USDA left its 2025-26 soybean export forecast unchanged at 1.575 billion bushels, a 13-year low, and kept U.S. ending stocks steady at 350 million bushels, a six-year high. China stepped up purchases of U.S. soybeans the past two months and is “considering” buying more, according to a social post by President Trump last week. But USDA indicated that any new China purchases for the U.S. would merely shift demand from other global buyers to South America.
“China is reported to be considering buying more U.S. soybeans,” USDA said in the Supply and Demand report. “Global soybean import demand is nearly unchanged from last month, so therefore if China bought more from the United States, global soybean exports will likely be shifted with more U.S. shipments to China and less to other markets.”
Essentially, USDA confirmed “this is a ‘zero-sum’ game, with one importer traded for another,” StoneX analyst Bevan Everett said in a report.
Soybean exports are down sharply after China avoided buying U.S. beans for about half of 2025 amid a protracted trade dispute with the Trump administration. Last week, in a Truth Social post, Trump indicated China is “considering” buying another 8 MMT of U.S. soybeans in addition to the 12 MMT (441 million bushels) the country recently purchased as part of a trade truce.
Wheat tests trendline resistance overnight
March SRW wheat rose 3.5 cents to $5.3175 after easing 0.5 cent Tuesday to $5.2825, the contract’s third straight daily decline.
Wheat technicals strengthened marginally overnight as March futures pushed above the 10-day SMA ($5.3150) and briefly tested a downtrend line drawn from a two-month intraday high of $5.4475 posted January 30. A move above trendline resistance just under $5.35 could lead to a test of last week’s high at $5.3925. Downside levels to watch include last week’s intraday low at $5.2225, along with the 20- and 50-day SMAs ($5.25 and $5.2225, respectively).
March HRW wheat rose 3.75 cents to $5.3425 after gaining 1.75 cents Tuesday to $5.3050 in a modest rebound from a two-week closing low Monday. March spring wheat rose 2.25 cents to $5.7050 after dropping 2.25 cents Tuesday.
Winter wheat futures edged higher overnight after a muted reaction to mixed USDA’s Supply and Demand numbers, which appeared to carry few reasons lift the market out of a two-week downtrend.
USDA unexpectedly raised its outlook for 2025-26 U.S. wheat ending stocks, boosting its forecast by 5 million bushels to 931 million bushels, up almost 9% from 2024-25. Analysts expected a cut of about 8 million bushels.
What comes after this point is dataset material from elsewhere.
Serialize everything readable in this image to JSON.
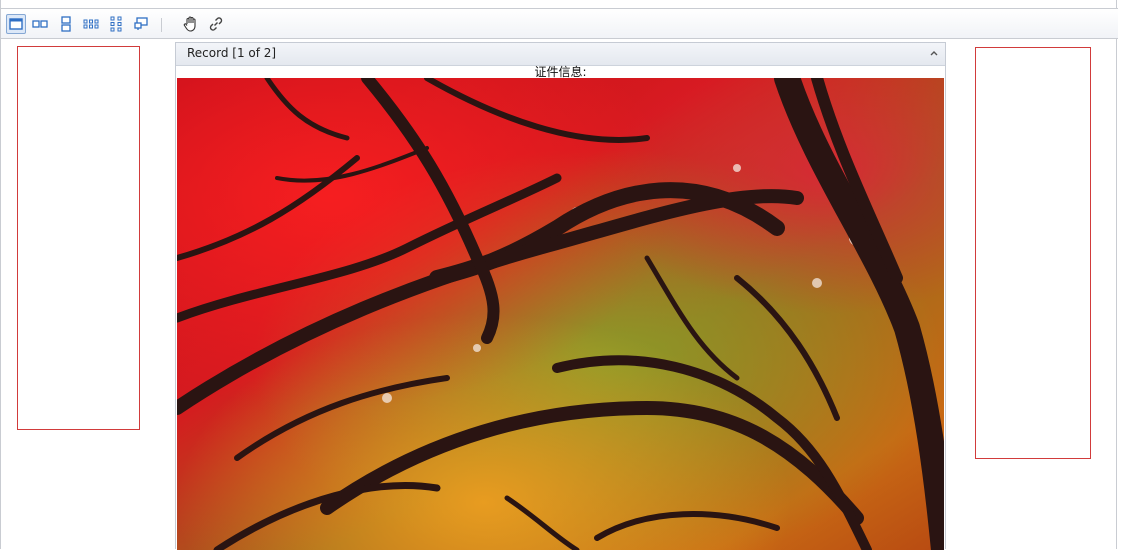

Domestic use was lowered 5 million bushels to 1.128 billion bushels, the second consecutive monthly decline.
But estimated global ending stocks shrank 0.3% to 277.5 MMT (10.2 billion bushels), contrary to expectations for little change. Global stocks are still on track to expand to a five-year high. Among top wheat producers, Argentina’s estimated crop was raised 1.1% to a record 27.8 MMT.
Stock index futures firm ahead of key jobs data
Stock index futures climbed slightly overnight ahead of today’s January Employment Report, which is expected to show continued modest jobs growth to start the year. Economists expect nonfarm payrolls grew by 50,000 to 55,000 last month, similar to a December gain of 50,000. The unemployment rate is expected to hold at 4.4%.
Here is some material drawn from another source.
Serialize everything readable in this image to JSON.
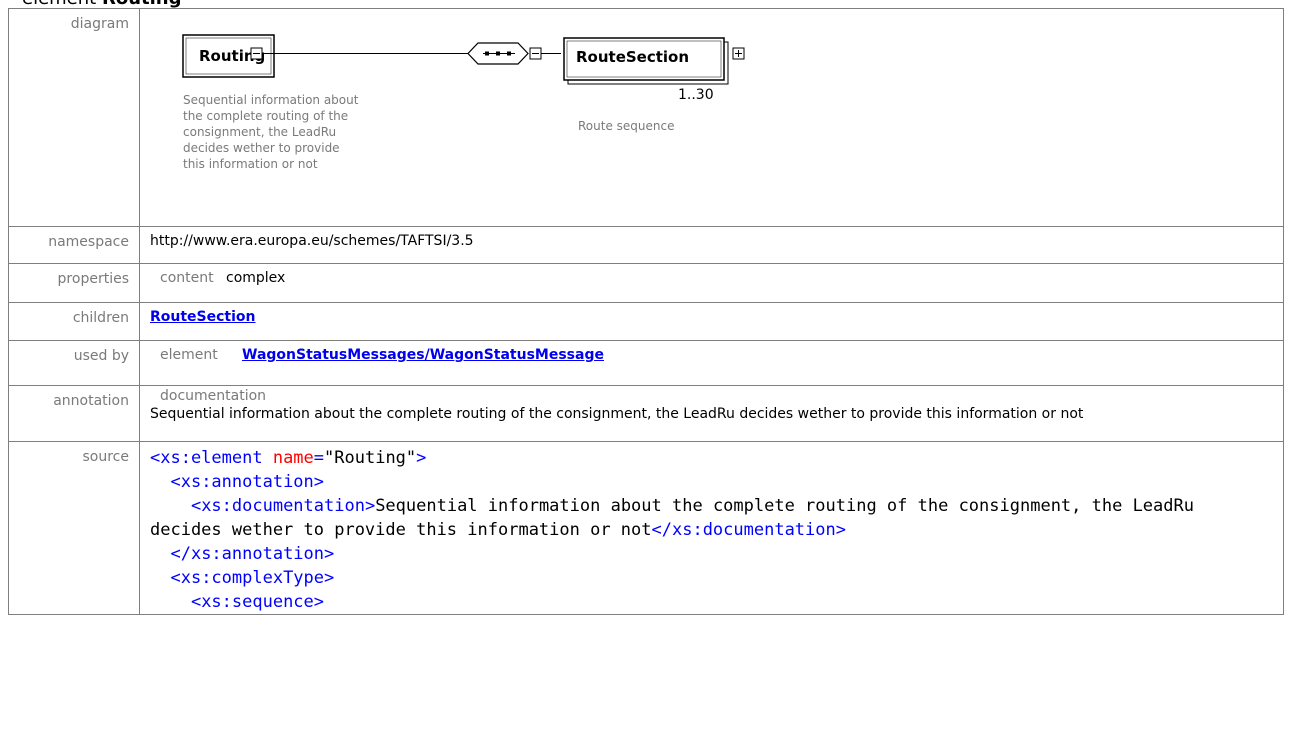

Futures based on the S&P 500 and the Dow industrials each rose about 0.1%, while Nasdaq-100 futures added less than 0.2%. The U.S. dollar index eroded about 0.1% to its weakest level since the end of January, extending a recent slide to four days.
March WTI crude oil futures rallied over 2% to $65.34 per barrel, near a six-month high, amid ongoing concern a potential attack on Iran could disrupt global supplies. Precious metals resumed a recent upswing, with gold futures jumping 2% to over $5,131 per ounce and silver futures surging over 6%.